Abstract
Introduction:
Metabolic disorder promotes premature senescence and poses more severe cardiac dysfunction in females than males. While endurance exercise (EXE) has been known to confer cardioprotection against metabolic diseases, whether EXE-induced cardioprotection is associated with mitigating senescence in females remains unknown. Thus, the aim of the present study is to examine metabolic disorder-induced cardiac anomalies (cellular senescence, metabolic signaling, and autophagy) using a mouse model of obese/type 2 diabetes induced by a high-fat/high-fructose diet.
Methods:
Female C57BL/6 mice (10 wks. old) were assigned to three groups (n = 11/group): normal diet group (CON), high-fat/high-fructose (HFD/HF) group, and high-fat/high-fructose diet + endurance exercise (HFD/HF + EXE) group.
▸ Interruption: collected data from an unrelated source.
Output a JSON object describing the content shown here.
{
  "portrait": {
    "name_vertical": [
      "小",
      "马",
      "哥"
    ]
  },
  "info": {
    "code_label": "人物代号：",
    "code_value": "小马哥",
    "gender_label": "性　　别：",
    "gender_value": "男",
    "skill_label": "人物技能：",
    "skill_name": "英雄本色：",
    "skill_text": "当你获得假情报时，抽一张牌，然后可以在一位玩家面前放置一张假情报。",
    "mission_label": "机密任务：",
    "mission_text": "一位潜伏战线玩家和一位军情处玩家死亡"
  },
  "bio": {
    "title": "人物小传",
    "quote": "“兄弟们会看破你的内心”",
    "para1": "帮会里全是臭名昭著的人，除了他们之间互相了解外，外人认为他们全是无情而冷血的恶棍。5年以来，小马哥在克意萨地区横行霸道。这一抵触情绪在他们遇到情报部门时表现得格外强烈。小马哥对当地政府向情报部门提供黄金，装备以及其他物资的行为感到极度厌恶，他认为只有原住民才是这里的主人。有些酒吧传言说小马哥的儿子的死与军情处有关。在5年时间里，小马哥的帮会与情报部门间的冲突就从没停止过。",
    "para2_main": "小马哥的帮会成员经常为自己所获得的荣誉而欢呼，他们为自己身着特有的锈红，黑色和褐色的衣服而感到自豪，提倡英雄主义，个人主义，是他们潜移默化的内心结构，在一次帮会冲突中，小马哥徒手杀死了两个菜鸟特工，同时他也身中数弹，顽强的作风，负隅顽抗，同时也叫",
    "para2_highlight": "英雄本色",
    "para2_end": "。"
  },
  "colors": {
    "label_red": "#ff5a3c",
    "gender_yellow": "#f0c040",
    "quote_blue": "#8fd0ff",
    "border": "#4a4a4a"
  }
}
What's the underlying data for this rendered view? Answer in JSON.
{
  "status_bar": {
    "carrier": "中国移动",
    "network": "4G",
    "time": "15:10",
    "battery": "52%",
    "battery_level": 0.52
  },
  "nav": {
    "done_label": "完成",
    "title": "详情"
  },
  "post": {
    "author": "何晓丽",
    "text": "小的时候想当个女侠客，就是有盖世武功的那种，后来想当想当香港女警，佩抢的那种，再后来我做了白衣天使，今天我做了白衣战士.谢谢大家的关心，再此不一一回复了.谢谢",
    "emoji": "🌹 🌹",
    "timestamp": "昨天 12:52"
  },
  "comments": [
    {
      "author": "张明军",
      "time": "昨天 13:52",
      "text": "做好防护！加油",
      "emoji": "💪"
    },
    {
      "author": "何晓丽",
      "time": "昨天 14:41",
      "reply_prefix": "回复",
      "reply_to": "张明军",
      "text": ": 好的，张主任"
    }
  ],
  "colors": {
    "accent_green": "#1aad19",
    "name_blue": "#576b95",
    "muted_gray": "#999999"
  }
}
Upon confirmation of hyperglycemia and overweight after 12 weeks of HFD/HF diet, mice assigned to HFD/HF + EXE group started treadmill running exercise (60 min/day, five days/week for 12 weeks), with HFD/HF diet continued.
Results:
EXE ameliorated HFD/HF-induced body weight gain and hyperglycemia, improved insulin signaling and glucose transporter 4 (GLUT 4) levels, and counteracted cardiac disruption. EXE reversed HFD/HF-induced myocyte premature senescence (e.g., prevention of p53, p21, p16, and lipofuscin accumulation), resulting in suppression of a senescence-associated secretory phenotype such as inflammation (TNF-α and IL1β) and oxidative stress (protein carbonylation). Moreover, EXE restored HFD/HF-induced autophagy flux deficiency, evidenced by increased LC3-II concomitant with p62 reduction and restoration of lysosome function-related proteins (LAMP2, CATHEPSIN L, TFEB, and SIRT1). More importantly, EXE retrieved HFD/HF-induced apoptosis arrest (e.g., increased cleaved CASPASE3, PARP, and TUNEL positive cells).
Conclusions:
Our study demonstrated that EXE-induced anti-senescence phenotypes, autophagy restoration, and promotion of propitiatory cell removal by apoptosis play a crucial role in cardiac protection against metabolic distress-induced cardiac disruption.